Der Blick zurück auf sich selbst

Ähnlich wie bei Michelangelo Pistoletto ist für den Amerikaner Dan Graham (Jahrgang 1942)
der Spiegel das Mittel, um die Welt bildlich zu erfassen.

Zum fünften Mal wird der Amerikaner Dan Graham in der Kasseler documenta vertreten sein. Er zählt damit zu den Leitfiguren der zeitgenössischen Kunst. Seine Beiträge waren vielfältiger Natur
– er kam mit Performance- und Video-Beiträgen nach Kassel und zuletzt mit Objekt-Installationen. Seine Arbeiten wurden einer breiteren Öffentlichkeit bewußt, als er 1982 zur documenta 7
Spiegel-Pavillons in der Aue aufgestellt hatte. Diese Pavillons f ingen auf ihren
äußeren spiegelnden Wänden die Landschaft und die sich in ihr bewegenden Menschen ein. Und indem sie sich diese Landschaftsbilder zu eigen machten, schlossen sie sich nach außen ab. Für diejenigen aber, die in einen der beiden Pavillons hineingingen, „öffneten“ sich die Wände.

Als Künstler ist Dan Graham Autodidakt. Er studierte zwei Semester Philosophie und begann dann künstlerisch zu arbeiten. Er entwickelte Aktionen (Performances), begann mit Videos zu arbeiten und schuf Installationen, in die er Video- Projekte einbezog. Dabei ist er grundsätzlich am Verhältnis
des Menschen zum Raum als einer architektonischen Größe interessiert und an der Überwindung des Raumes. So tauchte in einigen seiner Arbeiten immer wieder eine ähnliche Fragestellung auf: Wie kann man aus festen Wänden eine räumliche Ordnung schaffen, die das Bild von innen und außen zusammenbringt?

Aus dieser Überlegung entwickelte Graham 1976 das Konzept für eine präzise Video- Installation in einer Ladenpassage: In zwei gegenüberliegenden Schaufenstern sollten Spiegel so angebracht werden, daß sie jeweils die Innenseite des Schaufensters und die Außenseite des gegenüberliegenden Fensters sowie die Passanten dazwischen einfangen konnten. In jedes Fenster sollte zudem ein Monitor gestellt werden – der eine mit dem Bildschirm zum Spiegel, der andere mit seinem „Gesicht“ zum Fenster.

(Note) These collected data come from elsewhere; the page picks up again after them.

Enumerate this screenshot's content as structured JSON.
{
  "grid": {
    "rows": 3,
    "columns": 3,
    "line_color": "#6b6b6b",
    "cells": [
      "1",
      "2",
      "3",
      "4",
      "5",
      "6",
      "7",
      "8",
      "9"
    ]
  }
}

Auch die beiden Kameras sollten im Wechsel so angebracht werden, daß die eine das Spiegelbild, die andere die Außensicht dokumentieren konnte. Die Passanten sollten nun in die mehrfach gespiegelte und reproduzierte Bildwelt der Wirklichkeit hineinblicken. Dabei wurde die Verfremdung noch dadurch verstärkt, daß auf dem einen Bildschirm die Situation live zu erleben war und auf dem anderen mit einer geringfügigen Verzögerung.

Dan Graham gelingt es auf diese Weise, mit relativ einfach scheinenden Installationen vielschichtige Wechselbeziehungen sichtbar zu werden lassen: Dabei schaffen die Spiegel die Möglichkeiten, das Subjekt als den Betrachter der Welt immer zugleich als Objekt und Teil der Wirklichkeit mit einzubeziehen. Der Blick des Menschen, der das Innen und Außen zusammenführt, fällt auf ihn selbst zurück. Es gibt kein Heraustreten aus dem Bild.

Für die documenta X wird Dan Graham das Projekt der oben beschriebenen Video-Installation von 1976 in der Treppenstraße realisieren. Außerdem wird er im Museum Fridericianum einen Video-Pavillon zeigen.